ONE REMEMBERS HIM IN the ‘nineties, an odd figure in a drawing-room presided over by the most exquisite of women, short, untidy, in a suit of ugly, yellowish tweed, with the unfailing pipe, a pipe of the grimiest, clutched in his fingers when it was not between his lips. The lower part of the face was poor, the mouth and chin covered by a short beard: but the brow was splendid, and there was the width between the eyes which never goes with insignificance. The expression was simple and candid: indeed, a simpler soul never lived. He had won the praise most sweet to him, the praise of his peers, but he had no consciousness of wearing the purple. His admirations were very frank and simple, and he was humble in the pleasure he took in the work of other people who were far from being on a level with himself. This quality he shared with W. B. Yeats, whose interest in the work of lesser poets has always been inexhaustible.

I remember how delighted he would be with a chance poem picked up out of the Pall Mall Gazette. At that time one often saw him in juxtaposition with Coventry Patmore, who was an extremely arrogant poet, and a terrifying person to the young aspirant who would write poetry or had written something he or she hoped was poetry, even though of a minor order. Patmore had an enormous opinion of Francis Thompson: he had no tolerance for the minor poet.

Coventry Patmore, by Sargent. 1894.

Coventry Patmore would have hailed Francis Thompson as his peer in poetry: and the contrast between the two was startling. Poor Francis Thompson, so simple, so human, so humble, never crushing one with the air of being immortal to one’s mortality; and the arrogant, overbearing old poet, whose presence in the room was like a frost to those he did not honour.

Patmore was somewhat wild in his obiter dicta. He would talk to few people and listen to few people; but he would talk to and listen to Francis Thompson by the hour. I remember to have heard him say that Francis Thompson talked better than he wrote, and that his prose was better than his poetry, both sayings no doubt obviously extravagant; for Patmore was violently generous to the younger poet, as was his way once he was stirred to admiration.
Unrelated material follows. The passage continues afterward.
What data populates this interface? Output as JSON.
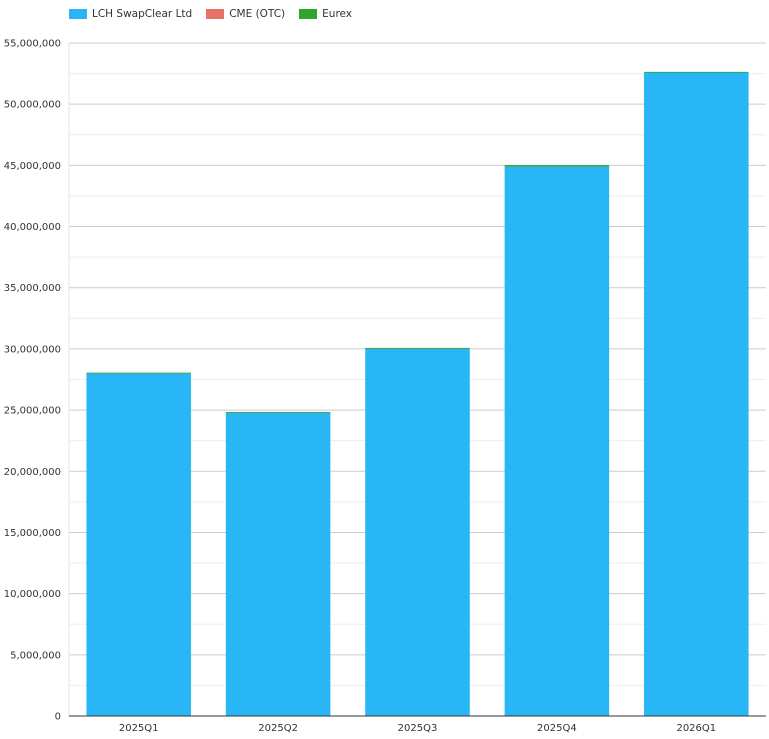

On the appearance of “Poems,” he wrote in the FORTNIGHTLY REVIEW an article which welcomed Francis Thompson into the band of the elect.

I can imagine nothing stranger than to see these two as companions—Francis Thompson as I have described him, Patmore with his manner of a cold and lofty arrogance which Sargent has caught so wonderfully in his great portrait. Sargent, that tremendous painter of character, has painted Patmore eight feet high, or that is the impression the portrait gives. He was not really above the common height, but for one whom he dismayed he might have been as high as the mountains—and casting a very cold shadow. With Patmore one was within the circle or one was not; outside the circle no one existed. It was the oddest thing to think of Francis Thompson within his sanctities.